Rafael Guilisasti

Esta mañana la Corporación de Fomento para la Producción (Corfo) ingresó una solicitud a la Contraloría General de la República para que determine si la renuncia de Rafael Guilisasti al consejo directivo de la corporación para asumir en las sociedades cascadas de SQM “satisface o no los deberes de probidad administrativa establecidos en la ley”, según informa La Segunda.

El empresario saltó del consejo a reemplazar a Julio Ponce en las sociedades que controlan SQM (Norte Grande, Pampa Calichera, Oro Blanco y Potasios de Chile) el xxx pasado, en medio de un litigio arbitral entre la empresa y Corfo por las pertenencias mineras del Salar de Atacama.

El escrito está firmado por el vicepresidente ejecutivo de Corfo, Eduardo Bitrán, donde insiste que Guilisasti “ha vulnerado gravemente sus deberes, en particular el deber de probidad”.

“Nos obliga a pedir a la Contraloría un urgente pronunciamiento”, pregunta el escrito, para así saber si se pueden aplicar sanciones sobre probidad o conflicto de interés y de reserva.

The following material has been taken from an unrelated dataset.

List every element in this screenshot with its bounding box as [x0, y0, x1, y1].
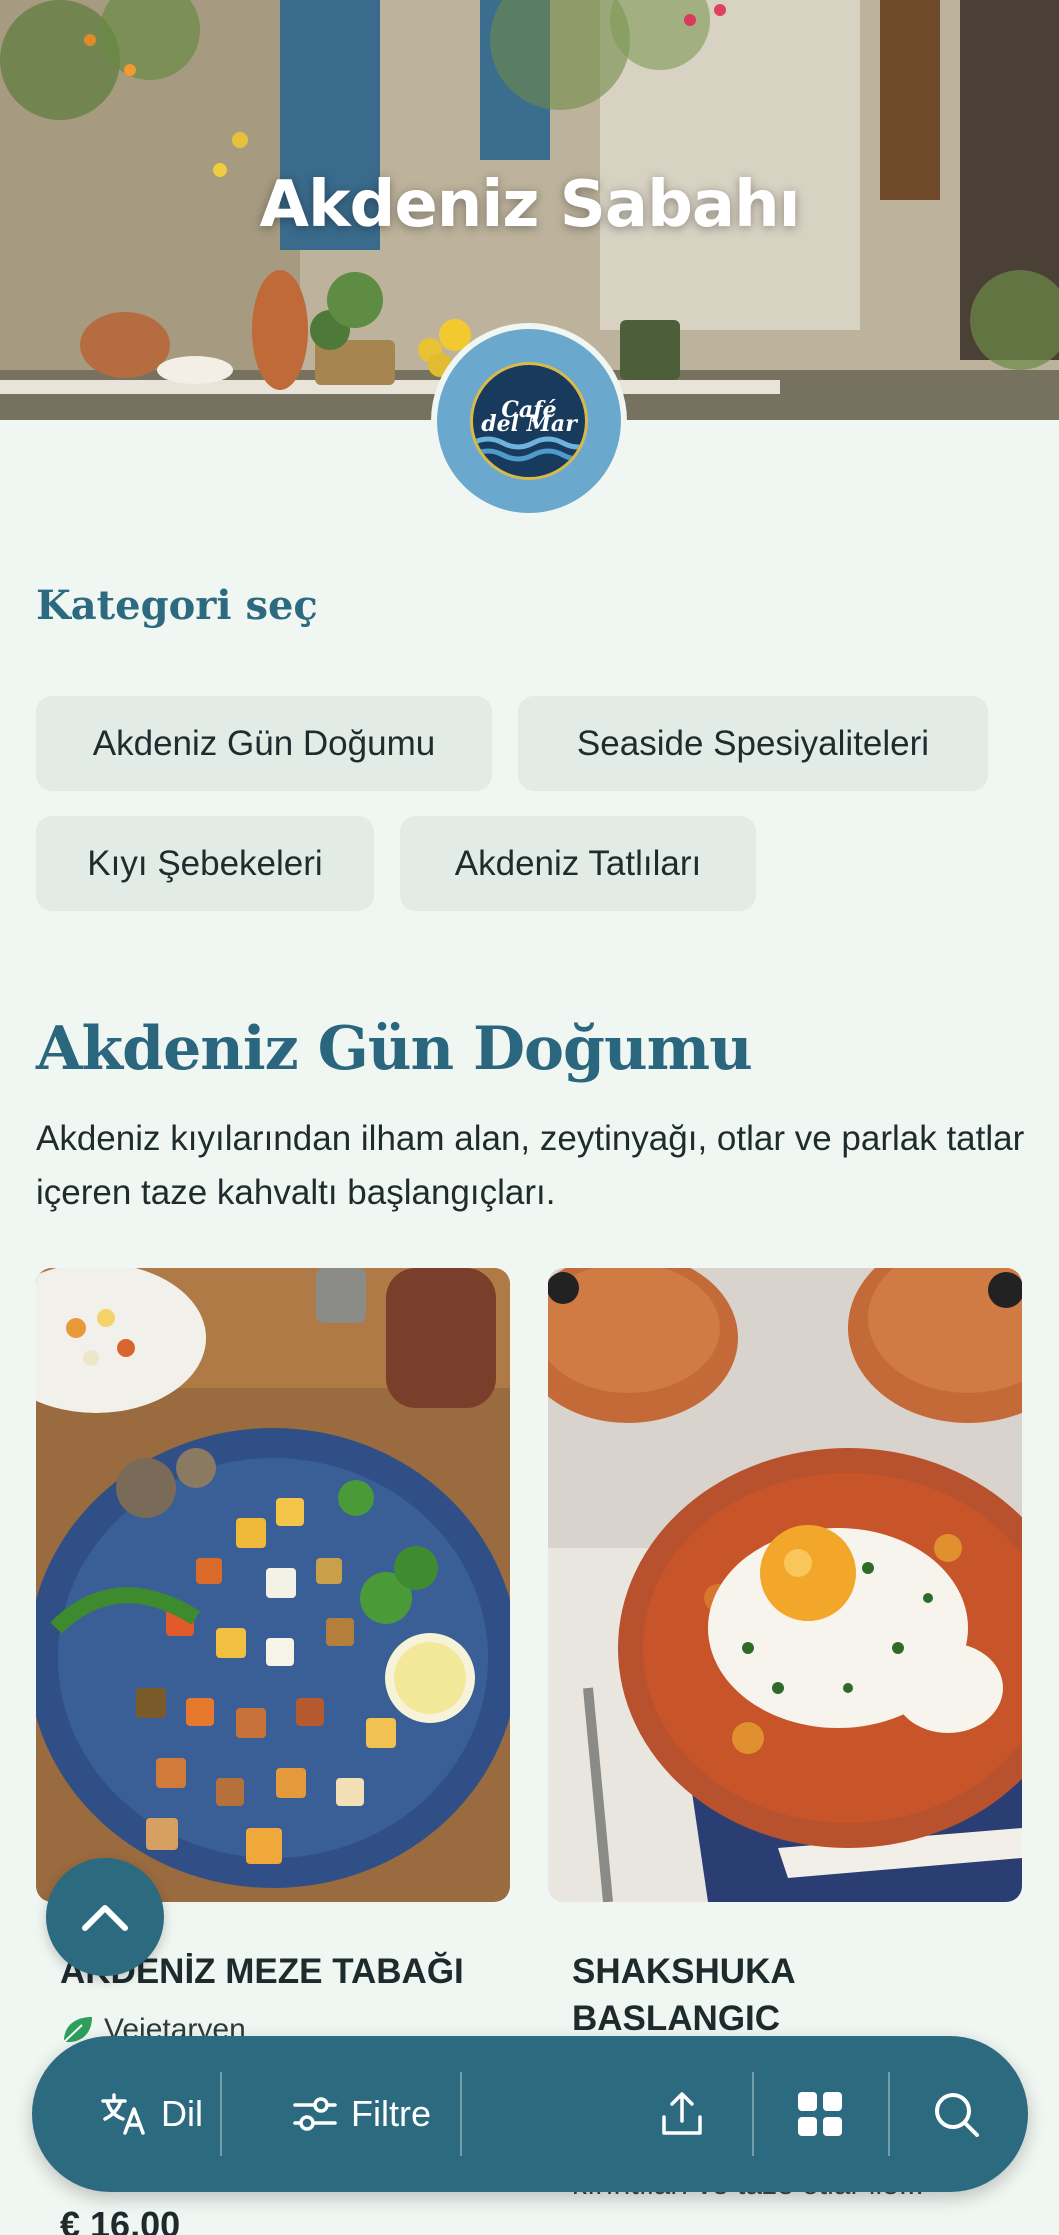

El escrito además busca que determinar si el empresario, cercano a Andrés Velasco y el movimiento político Fuerza Pública, infringió los deberes que asumió como consejero, contenidos en la Ley 18.575.

De ser así, Corfo podría entablar acciones judiciales contra Guilisasti y solicitar que deje su puesto en Cascadas.

En el oficio, además, Corfo dice que “considerando la naturaleza de las labores que implicaba el desempeño de don Rafael Guilisasti como consejero de Corfo, estaba dotado de diversas atribuciones y funciones, incluyendo facultades de orden resolutivo, razón por la cual no cabe sino concluir que en dicha calidad ejerció una función pública y tuvo el carácter de autoridad de un órgano del Estado”.

El escrito señala que el empresario “tuvo acceso a información reservada y confidencial”, en alusión al litigio arbitral con SQM. “Esta situación y su renuncia para asumir en las denominadas Cascadas (…) lo ha puesto en un evidente conflicto de interés”, dice.

“¿Cómo responde a los deberes de lealtad que asumió con las Cascadas sino renunciando a los deberes previamente comprometidos con Corfo?”.

Corfo dice que como consejero Guilisasti asistió a reuniones de consejo donde se analizaron “diferentes escenarios, datos económicos y comerciales que, atendido el resultado incierto del juicio arbitral, permitirían a la corporación ponderar y resolver la adopción de decisiones relacionadas con sus pertenencias mineras en el Salar de Atacama”.

De esa forma, Corfo señala que Guilisasti negoció para asumir en Cascadas teniendo esa información privilegiada y “haciendo prevalecer su interés particular sobre el general, apartándose del recto ejercicio que la función pública exige”.